Staphylococcus Aureus Bloodstream (SAB) infections During the period 2009-2012, the annual rate of SAB infection rate dropped from 1.5 per 10,000 occupied bed days in 2009 to 1.0 per 10,000 occupied bed days in 2012. Overall SAB infections rates in NSW were consistently below the Council of Australian Governments (COAG) agreed benchmark of 2.0 per 10,000 occupied bed days.


Methicillin-Resistant Staphylococcus Aureus (MRSA) infections The rate of MRSA infection in NSW has declined from 0.56 per 10,000 occupied bed days in 2009 to 0.30 per 10,000 occupied bed days in 2012, the rates fluctuated by months.


Methicillin-Sensitive Staphylococcus Aureus (MSSA) infections The rate of MSSA infection in NSW has declined from 0.92 per 10,000 occupied bed days in 2009 to 0.71 per 10,000 occupied bed days in 2012, MSSA caused more than 60 per cent of SAB infection episodes.


Patient Based Care The overall participation rate on the number of nominated strategies within the Challenge that local health districts (LHDs) are working on is high.
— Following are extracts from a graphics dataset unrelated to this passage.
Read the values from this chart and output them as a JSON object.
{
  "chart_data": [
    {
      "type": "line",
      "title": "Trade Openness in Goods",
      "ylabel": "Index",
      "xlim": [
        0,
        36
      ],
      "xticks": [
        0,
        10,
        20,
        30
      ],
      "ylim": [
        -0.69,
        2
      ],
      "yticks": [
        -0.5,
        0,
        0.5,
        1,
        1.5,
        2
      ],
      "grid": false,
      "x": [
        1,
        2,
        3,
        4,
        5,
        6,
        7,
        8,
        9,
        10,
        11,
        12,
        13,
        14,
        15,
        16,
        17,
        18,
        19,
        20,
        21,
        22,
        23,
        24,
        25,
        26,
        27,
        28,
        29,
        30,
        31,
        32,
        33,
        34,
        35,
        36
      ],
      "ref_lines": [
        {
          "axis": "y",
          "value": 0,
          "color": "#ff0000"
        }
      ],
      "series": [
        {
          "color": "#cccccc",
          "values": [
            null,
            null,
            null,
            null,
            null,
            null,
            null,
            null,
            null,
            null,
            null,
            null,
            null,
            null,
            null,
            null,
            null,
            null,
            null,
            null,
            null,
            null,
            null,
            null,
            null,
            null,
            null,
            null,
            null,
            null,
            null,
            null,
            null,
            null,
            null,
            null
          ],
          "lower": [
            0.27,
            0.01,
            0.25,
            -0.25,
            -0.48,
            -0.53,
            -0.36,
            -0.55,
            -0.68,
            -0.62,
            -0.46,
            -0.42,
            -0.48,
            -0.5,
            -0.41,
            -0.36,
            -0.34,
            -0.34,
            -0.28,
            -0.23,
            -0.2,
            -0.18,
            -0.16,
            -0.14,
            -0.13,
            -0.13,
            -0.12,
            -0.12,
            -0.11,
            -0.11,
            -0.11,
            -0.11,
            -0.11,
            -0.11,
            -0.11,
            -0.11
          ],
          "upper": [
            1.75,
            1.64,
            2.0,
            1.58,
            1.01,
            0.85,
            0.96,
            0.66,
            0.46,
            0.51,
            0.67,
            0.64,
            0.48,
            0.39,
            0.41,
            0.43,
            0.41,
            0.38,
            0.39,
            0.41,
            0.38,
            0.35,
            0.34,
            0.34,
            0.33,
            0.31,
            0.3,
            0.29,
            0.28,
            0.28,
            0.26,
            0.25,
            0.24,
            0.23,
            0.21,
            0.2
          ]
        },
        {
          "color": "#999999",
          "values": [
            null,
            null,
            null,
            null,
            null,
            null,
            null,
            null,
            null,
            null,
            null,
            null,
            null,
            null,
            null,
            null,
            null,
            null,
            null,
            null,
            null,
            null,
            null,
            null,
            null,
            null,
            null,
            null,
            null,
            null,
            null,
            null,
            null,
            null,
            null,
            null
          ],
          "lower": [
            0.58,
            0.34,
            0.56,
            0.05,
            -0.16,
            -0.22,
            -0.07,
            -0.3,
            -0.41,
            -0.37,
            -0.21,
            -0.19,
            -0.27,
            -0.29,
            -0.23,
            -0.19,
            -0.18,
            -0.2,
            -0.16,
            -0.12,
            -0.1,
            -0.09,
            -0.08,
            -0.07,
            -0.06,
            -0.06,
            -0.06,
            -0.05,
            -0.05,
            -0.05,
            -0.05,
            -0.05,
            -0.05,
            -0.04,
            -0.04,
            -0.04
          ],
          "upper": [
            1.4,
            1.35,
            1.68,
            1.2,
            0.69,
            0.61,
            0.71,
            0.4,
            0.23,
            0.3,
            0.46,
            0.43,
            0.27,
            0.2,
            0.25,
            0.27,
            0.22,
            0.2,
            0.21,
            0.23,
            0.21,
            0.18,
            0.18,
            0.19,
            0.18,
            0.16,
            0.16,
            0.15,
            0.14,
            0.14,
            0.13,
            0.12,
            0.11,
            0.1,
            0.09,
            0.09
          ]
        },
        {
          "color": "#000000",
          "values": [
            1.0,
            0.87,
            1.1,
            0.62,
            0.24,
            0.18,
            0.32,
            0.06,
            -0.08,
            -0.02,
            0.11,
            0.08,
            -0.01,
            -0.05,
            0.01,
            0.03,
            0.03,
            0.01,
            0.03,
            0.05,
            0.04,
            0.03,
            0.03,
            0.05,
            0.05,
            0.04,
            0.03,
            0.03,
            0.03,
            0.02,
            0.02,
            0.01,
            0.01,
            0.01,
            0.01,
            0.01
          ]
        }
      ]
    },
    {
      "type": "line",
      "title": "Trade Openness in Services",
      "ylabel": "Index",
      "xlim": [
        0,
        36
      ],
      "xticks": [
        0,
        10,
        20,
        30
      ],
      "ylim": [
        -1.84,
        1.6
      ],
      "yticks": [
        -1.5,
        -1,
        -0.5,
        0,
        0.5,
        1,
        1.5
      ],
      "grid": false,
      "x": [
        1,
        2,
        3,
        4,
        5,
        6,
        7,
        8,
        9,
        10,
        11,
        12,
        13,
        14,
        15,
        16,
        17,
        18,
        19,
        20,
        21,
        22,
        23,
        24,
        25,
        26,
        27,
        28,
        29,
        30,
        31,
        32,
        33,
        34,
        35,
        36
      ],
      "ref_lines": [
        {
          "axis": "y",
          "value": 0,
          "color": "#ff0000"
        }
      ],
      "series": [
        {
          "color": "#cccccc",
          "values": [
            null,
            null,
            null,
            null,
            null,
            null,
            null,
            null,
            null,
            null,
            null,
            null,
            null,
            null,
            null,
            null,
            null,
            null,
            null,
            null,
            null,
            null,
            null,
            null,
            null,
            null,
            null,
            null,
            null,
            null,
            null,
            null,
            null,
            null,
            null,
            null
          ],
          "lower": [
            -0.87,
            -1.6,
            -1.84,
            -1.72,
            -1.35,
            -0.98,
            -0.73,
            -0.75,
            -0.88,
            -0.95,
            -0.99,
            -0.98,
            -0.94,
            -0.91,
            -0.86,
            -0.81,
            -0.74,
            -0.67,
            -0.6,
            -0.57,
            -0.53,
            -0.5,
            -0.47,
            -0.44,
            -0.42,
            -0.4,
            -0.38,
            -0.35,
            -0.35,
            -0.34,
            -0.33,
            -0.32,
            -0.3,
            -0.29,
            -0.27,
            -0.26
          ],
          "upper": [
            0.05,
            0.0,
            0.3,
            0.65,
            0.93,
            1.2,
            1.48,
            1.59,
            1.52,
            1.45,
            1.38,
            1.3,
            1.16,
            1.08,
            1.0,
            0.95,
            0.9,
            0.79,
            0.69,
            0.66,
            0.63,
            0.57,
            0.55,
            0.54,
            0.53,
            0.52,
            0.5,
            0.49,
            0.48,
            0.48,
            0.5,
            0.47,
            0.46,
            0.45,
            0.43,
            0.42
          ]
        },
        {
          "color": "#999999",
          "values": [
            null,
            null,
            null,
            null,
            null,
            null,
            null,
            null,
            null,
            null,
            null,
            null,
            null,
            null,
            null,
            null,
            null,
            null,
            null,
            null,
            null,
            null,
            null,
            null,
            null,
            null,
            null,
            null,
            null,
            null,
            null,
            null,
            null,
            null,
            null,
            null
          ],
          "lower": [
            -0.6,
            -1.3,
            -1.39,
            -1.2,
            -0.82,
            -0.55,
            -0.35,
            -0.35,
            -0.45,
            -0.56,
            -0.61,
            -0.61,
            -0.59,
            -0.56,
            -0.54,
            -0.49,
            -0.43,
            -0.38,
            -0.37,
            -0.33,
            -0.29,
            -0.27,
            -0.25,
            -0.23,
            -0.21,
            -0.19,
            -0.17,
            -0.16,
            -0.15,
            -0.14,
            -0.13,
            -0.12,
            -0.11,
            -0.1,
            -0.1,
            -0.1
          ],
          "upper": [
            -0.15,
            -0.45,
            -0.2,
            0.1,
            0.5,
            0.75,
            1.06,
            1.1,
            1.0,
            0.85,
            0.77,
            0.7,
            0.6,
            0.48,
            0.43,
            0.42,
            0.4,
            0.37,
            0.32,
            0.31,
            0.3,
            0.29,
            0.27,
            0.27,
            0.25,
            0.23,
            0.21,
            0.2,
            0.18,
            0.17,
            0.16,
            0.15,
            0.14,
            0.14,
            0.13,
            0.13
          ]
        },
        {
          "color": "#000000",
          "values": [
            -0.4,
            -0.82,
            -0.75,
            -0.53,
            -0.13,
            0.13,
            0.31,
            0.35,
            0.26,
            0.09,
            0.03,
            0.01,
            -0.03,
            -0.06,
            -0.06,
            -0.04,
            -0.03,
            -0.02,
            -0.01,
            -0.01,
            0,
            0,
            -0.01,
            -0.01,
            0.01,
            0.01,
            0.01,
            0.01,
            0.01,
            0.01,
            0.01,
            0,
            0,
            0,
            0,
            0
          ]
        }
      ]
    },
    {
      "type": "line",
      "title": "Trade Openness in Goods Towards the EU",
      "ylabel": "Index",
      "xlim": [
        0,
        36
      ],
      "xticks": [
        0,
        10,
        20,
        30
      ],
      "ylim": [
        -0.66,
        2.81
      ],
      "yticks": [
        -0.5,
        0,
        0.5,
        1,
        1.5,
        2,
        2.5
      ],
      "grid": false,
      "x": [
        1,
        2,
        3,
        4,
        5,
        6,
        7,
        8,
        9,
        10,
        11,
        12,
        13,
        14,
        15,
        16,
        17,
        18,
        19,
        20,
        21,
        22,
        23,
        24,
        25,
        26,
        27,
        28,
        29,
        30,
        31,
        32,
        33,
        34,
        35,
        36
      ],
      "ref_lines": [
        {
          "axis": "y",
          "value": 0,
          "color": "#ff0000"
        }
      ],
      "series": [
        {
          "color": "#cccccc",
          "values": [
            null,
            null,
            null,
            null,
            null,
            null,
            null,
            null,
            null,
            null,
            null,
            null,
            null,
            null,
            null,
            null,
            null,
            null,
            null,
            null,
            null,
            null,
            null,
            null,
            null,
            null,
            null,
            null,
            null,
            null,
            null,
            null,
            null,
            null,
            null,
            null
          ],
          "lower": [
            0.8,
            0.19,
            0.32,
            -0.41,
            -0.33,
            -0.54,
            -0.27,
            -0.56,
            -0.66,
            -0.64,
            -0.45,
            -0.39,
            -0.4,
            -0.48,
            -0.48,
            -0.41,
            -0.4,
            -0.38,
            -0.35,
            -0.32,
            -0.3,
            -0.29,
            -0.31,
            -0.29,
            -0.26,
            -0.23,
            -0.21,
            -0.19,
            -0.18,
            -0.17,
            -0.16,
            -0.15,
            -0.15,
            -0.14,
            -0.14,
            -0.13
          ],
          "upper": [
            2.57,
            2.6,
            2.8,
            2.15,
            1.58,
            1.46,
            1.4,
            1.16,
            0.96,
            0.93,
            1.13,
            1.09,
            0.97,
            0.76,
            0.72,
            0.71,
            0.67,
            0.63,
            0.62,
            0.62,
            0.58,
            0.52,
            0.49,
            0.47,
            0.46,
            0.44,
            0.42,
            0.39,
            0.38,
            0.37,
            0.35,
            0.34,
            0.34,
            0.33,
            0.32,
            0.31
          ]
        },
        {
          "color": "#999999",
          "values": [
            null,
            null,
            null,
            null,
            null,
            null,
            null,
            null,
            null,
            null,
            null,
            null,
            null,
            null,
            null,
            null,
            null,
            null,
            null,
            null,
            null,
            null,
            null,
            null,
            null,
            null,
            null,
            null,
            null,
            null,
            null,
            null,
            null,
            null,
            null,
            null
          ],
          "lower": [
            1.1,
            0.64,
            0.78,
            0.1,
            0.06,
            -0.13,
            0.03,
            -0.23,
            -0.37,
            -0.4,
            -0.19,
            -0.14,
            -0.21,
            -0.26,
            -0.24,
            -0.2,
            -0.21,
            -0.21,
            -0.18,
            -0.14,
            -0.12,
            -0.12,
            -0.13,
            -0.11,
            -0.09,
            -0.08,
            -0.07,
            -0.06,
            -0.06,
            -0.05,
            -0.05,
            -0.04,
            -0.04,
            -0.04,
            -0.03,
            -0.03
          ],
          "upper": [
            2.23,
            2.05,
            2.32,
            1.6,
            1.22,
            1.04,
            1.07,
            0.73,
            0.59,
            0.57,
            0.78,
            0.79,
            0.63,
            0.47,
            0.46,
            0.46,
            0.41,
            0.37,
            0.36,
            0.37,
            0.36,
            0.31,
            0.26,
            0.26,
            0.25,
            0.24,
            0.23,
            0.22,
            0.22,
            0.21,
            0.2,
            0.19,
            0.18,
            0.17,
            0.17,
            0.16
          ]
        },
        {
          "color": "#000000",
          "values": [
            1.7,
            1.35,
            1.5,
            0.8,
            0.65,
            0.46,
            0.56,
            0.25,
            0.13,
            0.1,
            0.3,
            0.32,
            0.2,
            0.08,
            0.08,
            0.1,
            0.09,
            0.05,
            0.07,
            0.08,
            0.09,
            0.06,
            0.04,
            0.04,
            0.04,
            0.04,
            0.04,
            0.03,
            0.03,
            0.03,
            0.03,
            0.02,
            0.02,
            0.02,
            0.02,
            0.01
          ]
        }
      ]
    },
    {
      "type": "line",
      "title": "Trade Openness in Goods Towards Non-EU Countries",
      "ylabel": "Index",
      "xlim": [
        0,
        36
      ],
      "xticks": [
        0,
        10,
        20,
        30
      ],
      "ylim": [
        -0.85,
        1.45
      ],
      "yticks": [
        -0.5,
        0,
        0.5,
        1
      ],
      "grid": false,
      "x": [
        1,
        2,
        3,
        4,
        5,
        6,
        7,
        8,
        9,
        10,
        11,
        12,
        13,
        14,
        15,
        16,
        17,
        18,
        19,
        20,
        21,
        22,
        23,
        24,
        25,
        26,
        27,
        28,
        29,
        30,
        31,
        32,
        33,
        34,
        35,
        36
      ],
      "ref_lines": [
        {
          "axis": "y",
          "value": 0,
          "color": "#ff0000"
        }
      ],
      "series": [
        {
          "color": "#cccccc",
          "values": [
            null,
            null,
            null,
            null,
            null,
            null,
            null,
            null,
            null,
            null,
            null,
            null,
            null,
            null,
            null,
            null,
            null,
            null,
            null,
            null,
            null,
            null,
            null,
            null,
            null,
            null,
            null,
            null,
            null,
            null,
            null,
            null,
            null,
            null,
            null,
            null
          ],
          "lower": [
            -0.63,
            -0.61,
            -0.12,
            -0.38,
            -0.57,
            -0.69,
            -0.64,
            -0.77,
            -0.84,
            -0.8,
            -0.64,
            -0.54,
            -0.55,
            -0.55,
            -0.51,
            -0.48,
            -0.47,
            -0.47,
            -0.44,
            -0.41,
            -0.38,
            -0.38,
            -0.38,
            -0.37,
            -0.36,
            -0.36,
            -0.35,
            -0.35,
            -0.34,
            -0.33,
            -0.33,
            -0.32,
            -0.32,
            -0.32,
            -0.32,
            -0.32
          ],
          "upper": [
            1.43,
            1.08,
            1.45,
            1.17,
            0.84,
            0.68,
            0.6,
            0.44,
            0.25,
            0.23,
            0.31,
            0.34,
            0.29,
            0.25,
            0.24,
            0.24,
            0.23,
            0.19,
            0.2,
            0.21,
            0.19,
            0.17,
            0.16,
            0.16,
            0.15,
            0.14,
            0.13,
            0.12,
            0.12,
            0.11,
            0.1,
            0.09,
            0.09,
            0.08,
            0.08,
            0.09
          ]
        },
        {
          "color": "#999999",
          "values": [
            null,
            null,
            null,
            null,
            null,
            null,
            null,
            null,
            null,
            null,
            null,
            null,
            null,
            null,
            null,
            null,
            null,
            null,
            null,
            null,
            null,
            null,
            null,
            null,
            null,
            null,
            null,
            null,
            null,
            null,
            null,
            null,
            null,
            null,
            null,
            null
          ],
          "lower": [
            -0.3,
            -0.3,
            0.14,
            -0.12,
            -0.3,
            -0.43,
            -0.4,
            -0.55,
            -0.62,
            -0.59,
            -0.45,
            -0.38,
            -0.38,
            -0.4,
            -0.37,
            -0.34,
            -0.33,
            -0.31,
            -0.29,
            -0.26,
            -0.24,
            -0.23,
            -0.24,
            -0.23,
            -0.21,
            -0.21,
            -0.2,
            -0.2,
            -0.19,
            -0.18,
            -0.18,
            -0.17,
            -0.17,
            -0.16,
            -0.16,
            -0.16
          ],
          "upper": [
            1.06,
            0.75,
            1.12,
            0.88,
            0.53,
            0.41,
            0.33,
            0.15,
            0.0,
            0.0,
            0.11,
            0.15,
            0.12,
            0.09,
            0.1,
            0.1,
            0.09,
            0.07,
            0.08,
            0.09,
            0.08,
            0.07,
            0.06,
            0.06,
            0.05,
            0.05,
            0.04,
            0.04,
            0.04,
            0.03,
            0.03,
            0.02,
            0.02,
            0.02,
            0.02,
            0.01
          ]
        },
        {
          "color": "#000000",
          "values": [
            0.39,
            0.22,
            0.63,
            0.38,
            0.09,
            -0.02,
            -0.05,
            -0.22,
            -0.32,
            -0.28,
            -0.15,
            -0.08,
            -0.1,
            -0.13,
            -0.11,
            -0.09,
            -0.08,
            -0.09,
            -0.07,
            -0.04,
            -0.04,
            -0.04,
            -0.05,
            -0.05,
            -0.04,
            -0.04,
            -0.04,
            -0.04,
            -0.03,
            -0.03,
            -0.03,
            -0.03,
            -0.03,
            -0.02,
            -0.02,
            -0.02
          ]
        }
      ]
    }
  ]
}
Up to June 2013, 13 (out of 15) NSW LHDs, and 2 (out of 3) speciality networks have formally signed up to The Patient Based Care Challenge and have identified key areas of focus for 2013/14.


Falls-related hospitalisations In NSW, falls-related hospitalisations for those aged over 65 increased from 5,409 per 100,000 population in 2009 to 6,038 in 2011. The rate of falls-related hospitalisations for females was higher than males and the rates varied across NSW local health districts.